Jacob Applebaum made another remark about editing Wikipedia via tor this morning. Since it's been a couple months since the last tor bashing thread, I wanted to throw out a slightly more modest proposal to see what people think.
This is getting some interest from a few people: https://zyan.scripts.mit.edu/blog/rate-limiting-anonymous-accounts/
Which lays out a way for twitter to use an external, trusted identity provider to verify identifies / throttle requested, and then create an account in a way that neither twitter or the identity provider can link the account to the request (as long as you mitigate timing attacks).
What if we turn this around a bit and let the wiki establish identity and throttle, and open up an editing proxy that is accessible via tor which consumes the identities?
Basically: * Established wiki user who wants to use tor makes a blinded request (maybe public, maybe a private queue for some group with appropriate rights) for a tor-based account creation token. * User gets that blinded token signed if they're in good standing, and are limited to some number (3 total, not less than 6 months since the last request, or something like that). * User creates an account on the editing proxy via tor, and gives their unblinded token to the proxy.

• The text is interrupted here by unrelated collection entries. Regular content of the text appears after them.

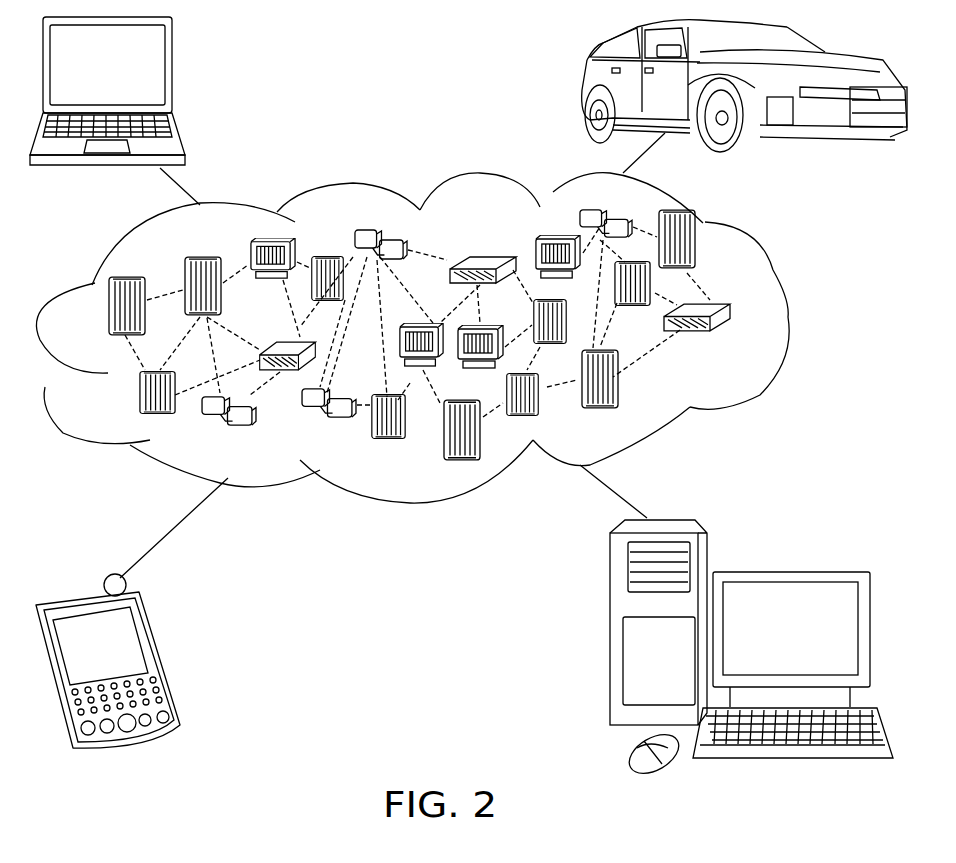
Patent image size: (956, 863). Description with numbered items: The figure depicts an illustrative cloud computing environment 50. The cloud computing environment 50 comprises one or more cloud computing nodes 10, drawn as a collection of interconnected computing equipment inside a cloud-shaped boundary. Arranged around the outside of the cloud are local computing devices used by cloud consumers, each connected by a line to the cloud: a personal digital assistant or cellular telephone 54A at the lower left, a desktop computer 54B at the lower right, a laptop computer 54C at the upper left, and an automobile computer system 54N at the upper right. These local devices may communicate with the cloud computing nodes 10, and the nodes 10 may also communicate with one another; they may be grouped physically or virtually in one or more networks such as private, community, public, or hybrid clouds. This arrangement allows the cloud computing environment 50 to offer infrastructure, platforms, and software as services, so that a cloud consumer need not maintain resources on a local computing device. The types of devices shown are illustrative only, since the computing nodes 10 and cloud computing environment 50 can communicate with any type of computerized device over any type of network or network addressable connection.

The cloud computing nodes 10 is at (735, 342).
The cloud computing environment 50 is at (790, 318).
The personal digital assistant or cellular telephone 54A is at (162, 654).
The desktop computer 54B is at (790, 572).
The laptop computer 54C is at (172, 72).
The automobile computer system 54N is at (580, 88).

The proxy creates an account for them, and allows edits via OAuth token using that new account.
If the use turns it to be a spammer: * The anonymous account can be blocked like a normal account. The user is throttled on how many requests for accounts they can make. * If the proxy generates to much spam, a steward can revoke the key, and we all go home to think up the next experiment.
To make this happen, we need: * a light editing proxy (I already have a couple of those as demo OAuth apps) which is run by a *non-wmf* entity * something for normal users to download and run that does the blinding for them * work out how to address timing attacks if the volume of requestors is low enough that we can correlate request to first edit by the proxy.
Anyone interested in helping?
Is this conservative enough for those worried about the flood of tor spam, while being simple enough that the average editor would be able to understand and go through the process?